There were things that I feared only by night. During the day I could deal with any possibly supernatural situation that would eventually cross my way. A lot of my time was spent thinking about the unknown: spirits, aliens, the afterworld. At night, however, I feared everything that wasn’t from “this world”. I know that being afraid of the dark is a common thing, but what I felt back then was bordering phobia. Being susceptible to insomnia also didn’t help my cause. In order to sleep, I had to lay in bed for hours and hours, doing nothing, staring at walls and the ceiling.
I eventually became obsessed with the lights that were coming through my window when it wasn’t properly shut. Sometimes I would stare at those lights coming from the street through the Venetian blind. Being creative, I liked to anthropomorphize the shadows that they use to form, but it was a risky habit since I was prone to believe in my fantasies.
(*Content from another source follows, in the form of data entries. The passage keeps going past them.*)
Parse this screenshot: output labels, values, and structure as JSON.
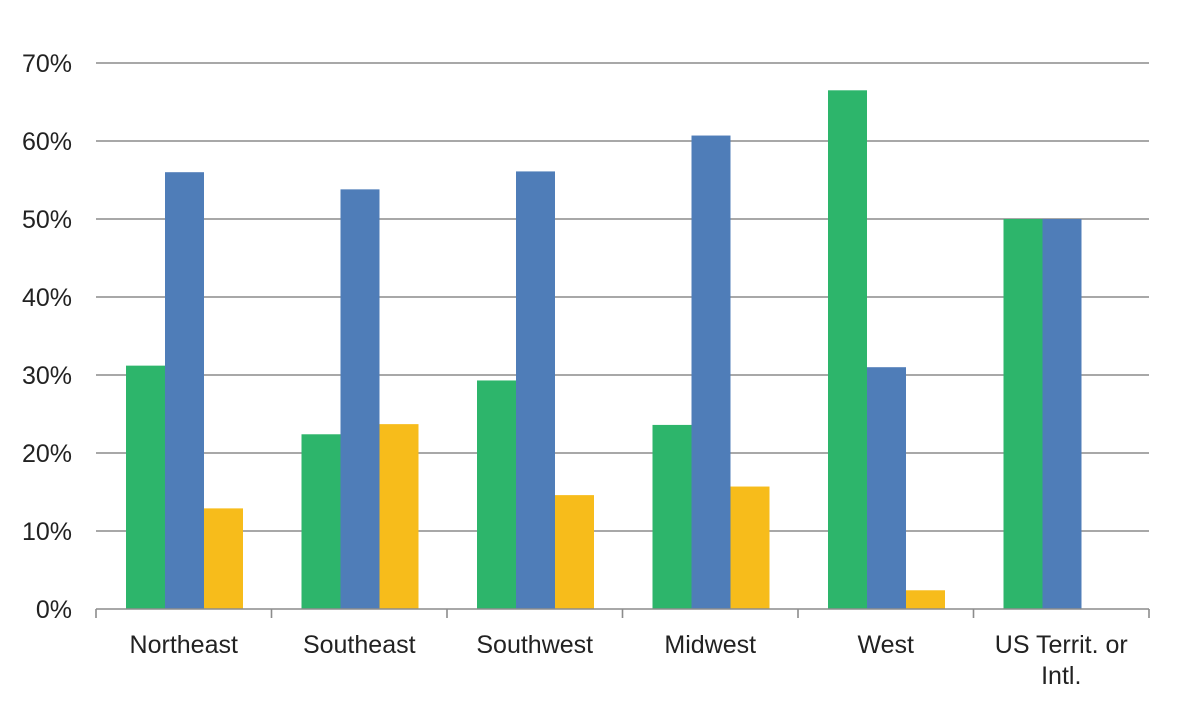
{
  "chart_data": {
    "type": "bar",
    "categories": [
      [
        "Northeast"
      ],
      [
        "Southeast"
      ],
      [
        "Southwest"
      ],
      [
        "Midwest"
      ],
      [
        "West"
      ],
      [
        "US Territ. or",
        "Intl."
      ]
    ],
    "series": [
      {
        "values": [
          31.2,
          22.4,
          29.3,
          23.6,
          66.5,
          50.0
        ],
        "color": "#2db56b"
      },
      {
        "values": [
          56.0,
          53.8,
          56.1,
          60.7,
          31.0,
          50.0
        ],
        "color": "#4f7db8"
      },
      {
        "values": [
          12.9,
          23.7,
          14.6,
          15.7,
          2.4,
          0.0
        ],
        "color": "#f7bc1b"
      }
    ],
    "y_ticks": [
      "0%",
      "10%",
      "20%",
      "30%",
      "40%",
      "50%",
      "60%",
      "70%"
    ],
    "ylim": [
      0,
      70
    ],
    "grid": true,
    "legend": "none"
  }
}
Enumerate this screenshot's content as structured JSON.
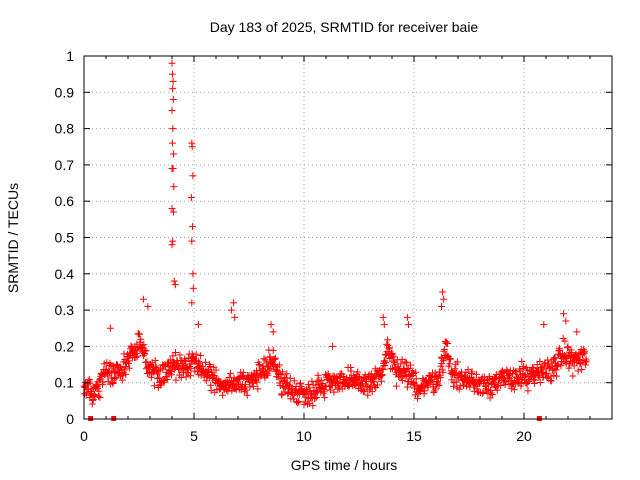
{
  "chart_data": {
    "type": "scatter",
    "title": "Day 183 of 2025, SRMTID for receiver baie",
    "xlabel": "GPS time / hours",
    "ylabel": "SRMTID / TECUs",
    "xlim": [
      0,
      24
    ],
    "ylim": [
      0,
      1
    ],
    "xticks": [
      0,
      5,
      10,
      15,
      20
    ],
    "yticks": [
      0,
      0.1,
      0.2,
      0.3,
      0.4,
      0.5,
      0.6,
      0.7,
      0.8,
      0.9,
      1
    ],
    "xtick_labels": [
      "0",
      "5",
      "10",
      "15",
      "20"
    ],
    "ytick_labels": [
      "0",
      "0.1",
      "0.2",
      "0.3",
      "0.4",
      "0.5",
      "0.6",
      "0.7",
      "0.8",
      "0.9",
      "1"
    ],
    "grid": true,
    "marker": "plus",
    "color": "#ff0000",
    "series": [
      {
        "name": "SRMTID",
        "spikes": [
          {
            "x": 4.0,
            "y": 0.98
          },
          {
            "x": 4.02,
            "y": 0.95
          },
          {
            "x": 4.05,
            "y": 0.93
          },
          {
            "x": 4.03,
            "y": 0.91
          },
          {
            "x": 4.06,
            "y": 0.88
          },
          {
            "x": 4.0,
            "y": 0.85
          },
          {
            "x": 4.04,
            "y": 0.8
          },
          {
            "x": 4.02,
            "y": 0.76
          },
          {
            "x": 4.07,
            "y": 0.73
          },
          {
            "x": 4.0,
            "y": 0.69
          },
          {
            "x": 4.05,
            "y": 0.69
          },
          {
            "x": 4.08,
            "y": 0.64
          },
          {
            "x": 4.0,
            "y": 0.58
          },
          {
            "x": 4.07,
            "y": 0.57
          },
          {
            "x": 4.03,
            "y": 0.49
          },
          {
            "x": 4.0,
            "y": 0.48
          },
          {
            "x": 4.1,
            "y": 0.38
          },
          {
            "x": 4.15,
            "y": 0.37
          },
          {
            "x": 4.9,
            "y": 0.76
          },
          {
            "x": 4.92,
            "y": 0.75
          },
          {
            "x": 4.95,
            "y": 0.67
          },
          {
            "x": 4.88,
            "y": 0.61
          },
          {
            "x": 4.93,
            "y": 0.53
          },
          {
            "x": 4.9,
            "y": 0.49
          },
          {
            "x": 4.95,
            "y": 0.4
          },
          {
            "x": 4.97,
            "y": 0.36
          },
          {
            "x": 4.9,
            "y": 0.32
          },
          {
            "x": 2.7,
            "y": 0.33
          },
          {
            "x": 2.9,
            "y": 0.31
          },
          {
            "x": 6.8,
            "y": 0.32
          },
          {
            "x": 6.7,
            "y": 0.3
          },
          {
            "x": 6.85,
            "y": 0.28
          },
          {
            "x": 16.3,
            "y": 0.35
          },
          {
            "x": 16.35,
            "y": 0.33
          },
          {
            "x": 16.25,
            "y": 0.31
          },
          {
            "x": 14.7,
            "y": 0.28
          },
          {
            "x": 14.75,
            "y": 0.26
          },
          {
            "x": 13.6,
            "y": 0.28
          },
          {
            "x": 13.65,
            "y": 0.26
          },
          {
            "x": 1.2,
            "y": 0.25
          },
          {
            "x": 5.2,
            "y": 0.26
          },
          {
            "x": 8.5,
            "y": 0.26
          },
          {
            "x": 8.6,
            "y": 0.24
          },
          {
            "x": 21.8,
            "y": 0.29
          },
          {
            "x": 21.9,
            "y": 0.27
          },
          {
            "x": 20.9,
            "y": 0.26
          },
          {
            "x": 22.4,
            "y": 0.24
          },
          {
            "x": 11.3,
            "y": 0.2
          }
        ],
        "baseline": [
          {
            "x": 0,
            "y": 0.09
          },
          {
            "x": 0.5,
            "y": 0.07
          },
          {
            "x": 1.0,
            "y": 0.13
          },
          {
            "x": 1.5,
            "y": 0.13
          },
          {
            "x": 2.0,
            "y": 0.16
          },
          {
            "x": 2.5,
            "y": 0.21
          },
          {
            "x": 3.0,
            "y": 0.14
          },
          {
            "x": 3.5,
            "y": 0.12
          },
          {
            "x": 4.0,
            "y": 0.15
          },
          {
            "x": 4.5,
            "y": 0.13
          },
          {
            "x": 5.0,
            "y": 0.16
          },
          {
            "x": 5.5,
            "y": 0.13
          },
          {
            "x": 6.0,
            "y": 0.1
          },
          {
            "x": 6.5,
            "y": 0.1
          },
          {
            "x": 7.0,
            "y": 0.1
          },
          {
            "x": 7.5,
            "y": 0.1
          },
          {
            "x": 8.0,
            "y": 0.12
          },
          {
            "x": 8.5,
            "y": 0.17
          },
          {
            "x": 9.0,
            "y": 0.1
          },
          {
            "x": 9.5,
            "y": 0.08
          },
          {
            "x": 10.0,
            "y": 0.07
          },
          {
            "x": 10.5,
            "y": 0.08
          },
          {
            "x": 11.0,
            "y": 0.1
          },
          {
            "x": 11.5,
            "y": 0.11
          },
          {
            "x": 12.0,
            "y": 0.1
          },
          {
            "x": 12.5,
            "y": 0.1
          },
          {
            "x": 13.0,
            "y": 0.1
          },
          {
            "x": 13.5,
            "y": 0.12
          },
          {
            "x": 13.8,
            "y": 0.19
          },
          {
            "x": 14.2,
            "y": 0.13
          },
          {
            "x": 14.7,
            "y": 0.12
          },
          {
            "x": 15.2,
            "y": 0.09
          },
          {
            "x": 15.7,
            "y": 0.1
          },
          {
            "x": 16.2,
            "y": 0.12
          },
          {
            "x": 16.4,
            "y": 0.2
          },
          {
            "x": 16.8,
            "y": 0.12
          },
          {
            "x": 17.3,
            "y": 0.11
          },
          {
            "x": 17.8,
            "y": 0.1
          },
          {
            "x": 18.3,
            "y": 0.1
          },
          {
            "x": 18.8,
            "y": 0.1
          },
          {
            "x": 19.3,
            "y": 0.11
          },
          {
            "x": 19.8,
            "y": 0.12
          },
          {
            "x": 20.3,
            "y": 0.11
          },
          {
            "x": 20.8,
            "y": 0.13
          },
          {
            "x": 21.3,
            "y": 0.14
          },
          {
            "x": 21.8,
            "y": 0.18
          },
          {
            "x": 22.3,
            "y": 0.16
          },
          {
            "x": 22.8,
            "y": 0.17
          }
        ],
        "spread": 0.05,
        "x_step": 0.02,
        "x_range": [
          0,
          22.85
        ]
      }
    ],
    "zero_markers": [
      {
        "x": 0.3,
        "y": 0
      },
      {
        "x": 1.35,
        "y": 0
      },
      {
        "x": 20.7,
        "y": 0
      }
    ]
  }
}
I was fifteen and I was robbed more than once, and I would walk the streets normally at any time. But the darkness of my room or the staircase from my parent’s building was too much to me. First I tried to understand the source of that fear, and I couldn’t. Then I tried to overcome it.
Every night when I was coming back from a friend’s house I climbed the stairs to the apartment without turning the lights on. In the beginning, I could walk only a few flights of stairs, and then I had to turn on the lights of the corridor. I kept trying, day after day, to reach further stairs in the dusk. After some weeks I could reach the third floor. The windows of the hallways projected the light outside. I realized that actually, the darkness wasn’t my biggest fear but the atmosphere of low-lit environments that sparkled my imagination so well.
With time those stairs became more familiar to me at night. It was always silent, and I enjoyed staring at the city outside, spreading through the hills, painted by a faint yellow light.
Sometimes I would hear the choirs of the neighbor church. They sang anthems, without using any instruments, only the voices of dozens of faithful god-fearing men and women. And that suited the staircase so well. It created the perfect atmosphere for that place. It sort of comforted me.
That’s how I overcame my most childish, yet terrifying phobia, and now I have other fears. Now I fear looking myself in the mirror; a guilty conscience; farewells. I fear the years going by. And as every conscious soul on this planet, I have a creeping fear of death. Will we ever overcome this one?